Shropshire Star

Shrewsbury Town boss Steve Cotterill demands angry response

Disappointed Shrewsbury boss Steve Cotterill has called on his troops to start games with more ‘anger’ and to not try to score the ‘perfect’ goal.

Published
Steve Cotterill the head coach / manager of Shrewsbury Town. (AMA)

Town paid the price for five sloppy first-half minutes in Saturday’s 2-1 defeat at Bolton, where consecutive defeats saw the visitors drop to 23rd in League One.

Slack Town covering allowed the Whites to score twice from distance after Shrews had started brightly. Striker Ryan Bowman’s wasteful penalty 10 minutes into the second half spurned a chance to get back into the contest before Luke Leahy’s fine free-kick came too late for a comeback.

“I don’t sense any lapses in confidence with them,” Cotterill said. “If you look at it – we need to start almost more angry with ourselves a little bit.

“Because once the anger kicks in, we then end up being even better in the game.

“But we’ve got to make sure we understand why the anger kicks in. We’ve got to do some things better, we’ve spoken about in the dressing room about what has cost us the game.”

Bolton were unafraid to play the ball out of defence, including goalkeeper Joel Dixon, in a high-risk style.

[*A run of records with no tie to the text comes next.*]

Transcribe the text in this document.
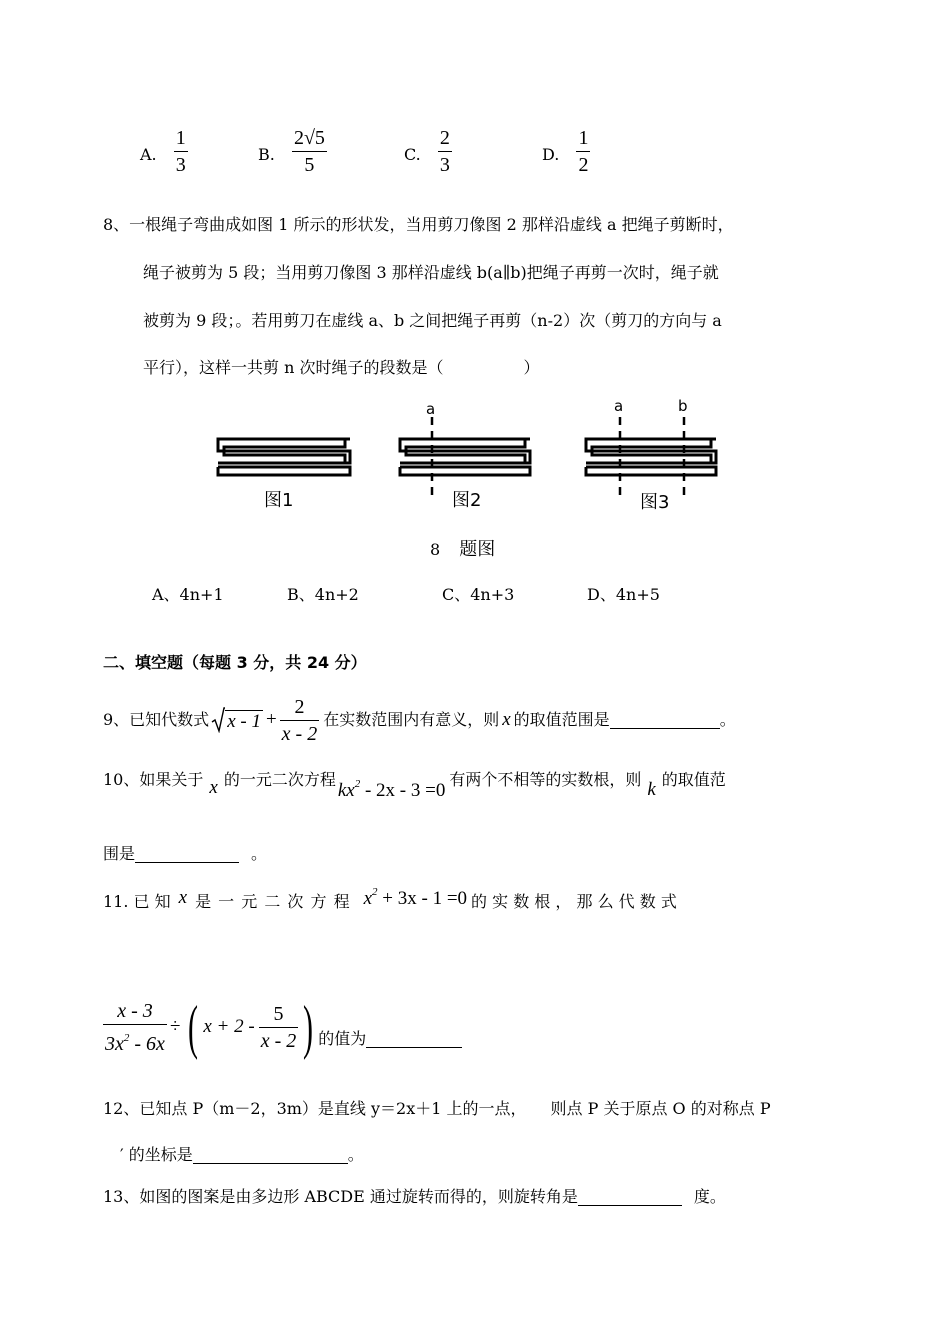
A. $\frac{1}{3}$	B. $\frac{2√5}{5}$	C. $\frac{2}{3}$	D. $\frac{1}{2}$
8、一根绳子弯曲成如图 1 所示的形状发，当用剪刀像图 2 那样沿虚线 a 把绳子剪断时，
绳子被剪为 5 段；当用剪刀像图 3 那样沿虚线 b(a∥b)把绳子再剪一次时，绳子就
被剪为 9 段；。若用剪刀在虚线 a、b 之间把绳子再剪（n-2）次（剪刀的方向与 a
平行），这样一共剪 n 次时绳子的段数是（　　　　　）
图1	图2	图3
a	a	b
8 题图
A、4n+1	B、4n+2	C、4n+3	D、4n+5
二、填空题（每题 3 分，共 24 分）
9、已知代数式 $x - 1 + \frac{2}{x - 2}$ 在实数范围内有意义，则 x 的取值范围是	。
10、如果关于 x 的一元二次方程
$kx^2 - 2x - 3 =0$
有两个不相等的实数根，则 k 的取值范
围是	。
11. 已 知 x 是 一 元 二 次 方 程 $x^2 + 3x - 1 =0$ 的 实 数 根 ， 那 么 代 数 式
$\frac{x - 3}{3x^2 - 6x}$ ÷ ( $x + 2 - \frac{5}{x - 2}$ ) 的值为
12、已知点 P（m－2，3m）是直线 y＝2x＋1 上的一点，　　则点 P 关于原点 O 的对称点 P
′ 的坐标是	。
13、如图的图案是由多边形 ABCDE 通过旋转而得的，则旋转角是	度。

That handed the visitors a number of encouraging opportunities in the first half in particular.

One saw a loose Dixon header drop the way of Daniel Udoh, who opted to not shoot for the open goal but to work it to a team-mate in the penalty area, and the chance broke down.

The manager added: “I’m not going to speak too much about what gets said because I always thing what goes on in the dressing room stays there but you’re not too far away with that.

“My first thought when it dropped to him (Udoh) was ‘just hit the target’, because there’s nobody there to save it.

“But they got away with it because we had too many touches and tried to make everything a little bit too perfect, probably.”

The contest will be remembered from a Town persuasion for Bowman’s fluffed penalty shortly into the second period which would have handed Cotterill’s men a route back into the contest.

But the Town chief refused to blame experienced striker Bowman for missing the penalty, which was tame and central and easily saved by Dixon.

Salop were unable to call on influential midfielder Josh Vela for the meeting at his former club. Vela is missing with a knee injury and Cotterill admitted he is loathed to bring Vela back too early out of fear of a subsequently more serious injury.

Shrewsbury are back in action tomorrow evening with an EFL Trophy group stage tie against Wolves under-21s.

Cotterill will ring the changes to hand fringe players involvement alongside the squad’s promising young players, after Town lost their first Trophy group game.